Figure 5. Screenshot of Erdas Imagine working to create an anaglyph image from an aerial photograph (left) and a digital elevation model. 
Figure 6. Anaglyphic image of UWEC.
After the anaglyphic image of Eau Claire was generated I was able to see some differences in relief in the image (Figure 6). But compared to the places that Stereoscopic images usually portray, Eau Claire is far too flat to have much of an effect when viewed through the glasses.

Part3: orthorectification

The third part of this lab required me to orthorectify two images of the Palm Springs area in California. Both were taken from the SPOT satellite and have a spatial resolution of 10 meters. Neither one of the images have been georrectifed and were in sore need of adjustment. In the image below I overlaid the images in the same viewer and used a horizontal swipe tool to see the difference between the images (Figure 6).

Figure 6. SPOT satellite images of The Palm Springs California area in need of georectification. 


In order to correct these images I first needed to import them into the photogrammetry project manager in Eradas Imagine and define the sensor which took the image. I then had to define what coordinate system, projection, and elevation model the image was is. Now I was ready to start placing geographic control points (GCP). I used an image of the area which had already been orthorectified. 

Figure 7. Adding Geographic Control points to images. Frames on right automatically positioned to GCO area by automatic (x,y) drive. 

After placing the first two GCPs in the correct locations I was able to activate the automatic drive tool to speed up the process of placing additional GCPs (Figure 7). The tool essentially uses the existing data from previous control points to approximate the location of newer points. At first this feature of the program is a time saver but as more points are placd the more accurate the program approximates the location of new ones. After placing an adequate amount of control points on this image I was ready to add elevation data. I used a digital elevation model (DEM) of the area to update the elevation of the GCPs.

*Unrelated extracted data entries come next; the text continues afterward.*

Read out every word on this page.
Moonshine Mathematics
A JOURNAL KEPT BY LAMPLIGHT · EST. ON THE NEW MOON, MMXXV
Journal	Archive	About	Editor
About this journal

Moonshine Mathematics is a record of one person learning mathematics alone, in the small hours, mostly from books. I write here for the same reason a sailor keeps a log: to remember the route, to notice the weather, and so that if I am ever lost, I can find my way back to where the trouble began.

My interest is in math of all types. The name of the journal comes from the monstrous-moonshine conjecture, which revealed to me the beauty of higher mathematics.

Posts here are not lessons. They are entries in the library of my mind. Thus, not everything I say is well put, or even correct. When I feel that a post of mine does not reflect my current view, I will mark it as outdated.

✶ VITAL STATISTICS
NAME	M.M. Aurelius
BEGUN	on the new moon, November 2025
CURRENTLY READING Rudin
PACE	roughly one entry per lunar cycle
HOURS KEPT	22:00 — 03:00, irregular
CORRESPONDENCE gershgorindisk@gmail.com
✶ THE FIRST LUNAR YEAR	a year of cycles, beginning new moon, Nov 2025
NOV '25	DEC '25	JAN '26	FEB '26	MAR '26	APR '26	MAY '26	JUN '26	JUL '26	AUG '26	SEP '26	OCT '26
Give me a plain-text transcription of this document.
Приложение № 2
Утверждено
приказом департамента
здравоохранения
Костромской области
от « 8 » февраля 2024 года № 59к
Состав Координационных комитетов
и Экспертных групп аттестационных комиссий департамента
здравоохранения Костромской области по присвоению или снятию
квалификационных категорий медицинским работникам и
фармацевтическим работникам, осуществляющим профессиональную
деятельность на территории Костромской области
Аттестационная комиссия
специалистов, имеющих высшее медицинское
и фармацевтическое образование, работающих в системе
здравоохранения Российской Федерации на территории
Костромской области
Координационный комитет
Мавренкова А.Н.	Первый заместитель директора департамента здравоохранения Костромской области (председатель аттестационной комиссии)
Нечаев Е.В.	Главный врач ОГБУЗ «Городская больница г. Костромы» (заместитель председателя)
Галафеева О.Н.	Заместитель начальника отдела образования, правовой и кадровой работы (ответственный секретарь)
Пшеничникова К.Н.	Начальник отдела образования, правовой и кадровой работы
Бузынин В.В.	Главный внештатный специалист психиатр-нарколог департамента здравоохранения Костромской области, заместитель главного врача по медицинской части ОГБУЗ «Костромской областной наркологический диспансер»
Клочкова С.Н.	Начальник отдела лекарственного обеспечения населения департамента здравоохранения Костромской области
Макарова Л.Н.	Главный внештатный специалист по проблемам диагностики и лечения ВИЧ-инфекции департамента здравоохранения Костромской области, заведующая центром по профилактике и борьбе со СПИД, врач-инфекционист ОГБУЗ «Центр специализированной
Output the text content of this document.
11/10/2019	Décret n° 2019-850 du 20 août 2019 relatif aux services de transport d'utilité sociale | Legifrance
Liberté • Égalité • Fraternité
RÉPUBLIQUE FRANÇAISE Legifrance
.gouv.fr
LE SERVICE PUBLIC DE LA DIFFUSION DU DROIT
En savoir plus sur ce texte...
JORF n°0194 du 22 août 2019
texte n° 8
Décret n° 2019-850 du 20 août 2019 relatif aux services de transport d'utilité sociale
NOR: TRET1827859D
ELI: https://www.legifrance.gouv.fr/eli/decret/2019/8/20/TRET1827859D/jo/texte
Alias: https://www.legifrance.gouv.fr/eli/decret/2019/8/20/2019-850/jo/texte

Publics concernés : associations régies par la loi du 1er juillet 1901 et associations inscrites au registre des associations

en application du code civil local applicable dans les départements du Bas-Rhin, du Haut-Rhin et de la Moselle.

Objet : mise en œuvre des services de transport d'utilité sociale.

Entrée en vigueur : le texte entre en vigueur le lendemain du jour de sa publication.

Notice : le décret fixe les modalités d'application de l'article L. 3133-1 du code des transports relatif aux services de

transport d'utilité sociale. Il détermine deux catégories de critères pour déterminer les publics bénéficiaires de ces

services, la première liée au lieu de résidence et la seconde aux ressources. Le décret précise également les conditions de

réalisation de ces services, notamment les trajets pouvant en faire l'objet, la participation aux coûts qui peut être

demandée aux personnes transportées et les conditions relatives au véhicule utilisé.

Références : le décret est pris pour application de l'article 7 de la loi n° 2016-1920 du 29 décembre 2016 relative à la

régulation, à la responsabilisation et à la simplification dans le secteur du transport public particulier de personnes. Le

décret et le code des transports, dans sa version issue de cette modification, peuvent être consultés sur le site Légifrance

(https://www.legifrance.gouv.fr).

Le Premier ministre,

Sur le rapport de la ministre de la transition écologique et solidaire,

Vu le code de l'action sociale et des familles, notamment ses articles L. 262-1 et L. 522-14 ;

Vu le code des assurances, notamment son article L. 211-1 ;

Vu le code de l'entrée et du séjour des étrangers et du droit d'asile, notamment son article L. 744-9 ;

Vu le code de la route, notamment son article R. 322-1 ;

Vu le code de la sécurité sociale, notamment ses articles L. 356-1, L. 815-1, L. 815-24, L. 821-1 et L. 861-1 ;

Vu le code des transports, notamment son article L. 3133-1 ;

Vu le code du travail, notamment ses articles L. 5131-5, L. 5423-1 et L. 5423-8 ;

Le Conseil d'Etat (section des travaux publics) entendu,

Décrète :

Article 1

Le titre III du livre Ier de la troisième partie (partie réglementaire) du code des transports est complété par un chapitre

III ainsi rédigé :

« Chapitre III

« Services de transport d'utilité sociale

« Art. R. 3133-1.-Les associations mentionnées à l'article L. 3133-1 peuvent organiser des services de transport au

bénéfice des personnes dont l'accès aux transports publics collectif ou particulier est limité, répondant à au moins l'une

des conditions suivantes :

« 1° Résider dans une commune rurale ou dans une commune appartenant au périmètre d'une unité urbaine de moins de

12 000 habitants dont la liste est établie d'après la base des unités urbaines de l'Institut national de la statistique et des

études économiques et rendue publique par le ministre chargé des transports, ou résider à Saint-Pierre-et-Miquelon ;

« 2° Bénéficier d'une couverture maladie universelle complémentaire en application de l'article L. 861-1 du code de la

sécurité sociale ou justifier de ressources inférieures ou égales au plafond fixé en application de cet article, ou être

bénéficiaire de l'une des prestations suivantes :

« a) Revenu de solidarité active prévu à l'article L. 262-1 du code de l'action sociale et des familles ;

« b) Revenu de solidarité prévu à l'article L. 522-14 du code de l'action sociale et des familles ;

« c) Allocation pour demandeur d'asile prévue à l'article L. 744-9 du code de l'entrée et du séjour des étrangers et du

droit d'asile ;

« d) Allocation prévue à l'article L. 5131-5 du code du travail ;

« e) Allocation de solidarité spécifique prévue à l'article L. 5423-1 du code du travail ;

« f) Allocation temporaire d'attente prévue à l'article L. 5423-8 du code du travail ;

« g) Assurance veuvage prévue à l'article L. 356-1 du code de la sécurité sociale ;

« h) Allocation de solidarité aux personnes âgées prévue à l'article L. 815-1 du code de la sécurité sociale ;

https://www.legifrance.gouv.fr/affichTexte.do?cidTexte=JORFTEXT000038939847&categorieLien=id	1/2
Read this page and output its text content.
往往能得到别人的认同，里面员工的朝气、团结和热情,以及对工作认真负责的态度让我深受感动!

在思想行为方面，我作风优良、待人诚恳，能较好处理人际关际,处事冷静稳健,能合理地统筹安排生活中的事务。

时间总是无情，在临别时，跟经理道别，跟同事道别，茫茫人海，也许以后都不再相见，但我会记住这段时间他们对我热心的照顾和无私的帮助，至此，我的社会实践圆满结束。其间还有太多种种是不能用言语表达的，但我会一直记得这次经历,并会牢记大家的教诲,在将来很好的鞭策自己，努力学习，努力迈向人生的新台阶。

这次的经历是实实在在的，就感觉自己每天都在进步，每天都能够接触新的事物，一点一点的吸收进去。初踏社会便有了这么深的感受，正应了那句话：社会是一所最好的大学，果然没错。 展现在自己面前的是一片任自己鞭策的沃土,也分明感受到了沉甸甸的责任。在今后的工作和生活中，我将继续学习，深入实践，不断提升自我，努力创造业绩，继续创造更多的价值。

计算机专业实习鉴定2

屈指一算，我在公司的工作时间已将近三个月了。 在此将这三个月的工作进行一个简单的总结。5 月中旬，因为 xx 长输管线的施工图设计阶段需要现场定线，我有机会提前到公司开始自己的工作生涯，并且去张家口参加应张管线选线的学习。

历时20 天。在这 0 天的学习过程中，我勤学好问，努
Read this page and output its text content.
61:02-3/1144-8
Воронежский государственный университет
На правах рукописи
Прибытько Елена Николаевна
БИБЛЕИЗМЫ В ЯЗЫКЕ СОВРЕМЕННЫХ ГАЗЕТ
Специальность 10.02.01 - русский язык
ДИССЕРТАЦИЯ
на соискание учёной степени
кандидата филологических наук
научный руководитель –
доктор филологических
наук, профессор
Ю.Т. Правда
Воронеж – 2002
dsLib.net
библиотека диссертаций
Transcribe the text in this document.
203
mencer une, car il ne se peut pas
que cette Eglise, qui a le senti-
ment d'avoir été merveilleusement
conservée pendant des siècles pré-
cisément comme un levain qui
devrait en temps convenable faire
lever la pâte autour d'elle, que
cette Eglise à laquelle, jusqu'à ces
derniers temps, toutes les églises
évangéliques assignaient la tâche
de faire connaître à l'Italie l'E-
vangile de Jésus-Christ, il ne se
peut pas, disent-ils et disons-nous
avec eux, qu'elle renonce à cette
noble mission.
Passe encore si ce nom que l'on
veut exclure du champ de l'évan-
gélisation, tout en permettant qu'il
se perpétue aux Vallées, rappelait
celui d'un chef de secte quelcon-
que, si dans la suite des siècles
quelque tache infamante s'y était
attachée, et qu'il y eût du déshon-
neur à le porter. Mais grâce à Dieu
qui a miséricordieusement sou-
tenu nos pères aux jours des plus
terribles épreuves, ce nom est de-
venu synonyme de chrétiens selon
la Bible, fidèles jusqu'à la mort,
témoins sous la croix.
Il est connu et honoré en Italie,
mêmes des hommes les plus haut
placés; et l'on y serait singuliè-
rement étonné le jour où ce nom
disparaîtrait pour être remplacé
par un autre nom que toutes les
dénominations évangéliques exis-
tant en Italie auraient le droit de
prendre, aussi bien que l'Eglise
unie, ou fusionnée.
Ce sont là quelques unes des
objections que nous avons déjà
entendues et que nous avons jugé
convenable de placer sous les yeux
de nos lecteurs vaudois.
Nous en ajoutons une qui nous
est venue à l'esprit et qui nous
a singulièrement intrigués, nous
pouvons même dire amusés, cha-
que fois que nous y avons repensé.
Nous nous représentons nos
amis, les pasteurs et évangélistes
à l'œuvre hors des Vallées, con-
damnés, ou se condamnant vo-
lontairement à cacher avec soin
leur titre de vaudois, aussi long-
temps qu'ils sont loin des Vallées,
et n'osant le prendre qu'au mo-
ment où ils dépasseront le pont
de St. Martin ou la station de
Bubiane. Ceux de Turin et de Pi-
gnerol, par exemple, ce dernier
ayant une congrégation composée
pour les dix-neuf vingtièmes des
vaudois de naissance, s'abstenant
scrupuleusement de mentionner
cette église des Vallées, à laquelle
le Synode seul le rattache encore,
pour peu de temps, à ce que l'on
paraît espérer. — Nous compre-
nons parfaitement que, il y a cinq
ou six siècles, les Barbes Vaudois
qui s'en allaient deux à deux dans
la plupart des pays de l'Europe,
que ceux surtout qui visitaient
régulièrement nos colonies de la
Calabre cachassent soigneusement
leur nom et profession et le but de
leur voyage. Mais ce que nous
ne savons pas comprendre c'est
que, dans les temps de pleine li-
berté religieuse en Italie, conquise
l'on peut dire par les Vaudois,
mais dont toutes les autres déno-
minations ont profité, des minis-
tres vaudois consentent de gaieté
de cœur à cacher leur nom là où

Next I added the second image to be orthorectified. I used the same process to set the sensor type and coordinate system as I did to the first image. I then proceeded to add GCPs. This was a fairly quick process seeing as I was using the same GCPs I had placed earlier on the first image and I was able to continue using the automatic drive tool.

Now that that both images have had some GCPs and elevation data added I was able to use another feature of the photogrammetry project called an automatic tie point collection tool to automatically create additional GCPs. When using the tool I set it to make at most 40 more GCPs. After the tool had run there were an additional 25 GCPs which were actually pretty well placed.

Figure 8. Control point #23 was generated automatically with the use of a tie point collection function. Its placement appears to be fairly accurate. 
Finally I am able to perform image resampling. I chose to set the resampling method to bilinear interpolation and set the program to correct both images in tandem.

Figure 9. Images orthorectified in tandem for both horizontal and vertical displacement.


The above image shows the results of the process. Spatially they are pretty accurate but there are some areas where there is a noticeable difference between the locations of the same feature on the two images. This is exaggerated where elevation changes are the highest. The edge of the top overlaid photo is very interesting, it is not straight and bends along with the changes in elevation due to the pixels being resampled to the correct locations.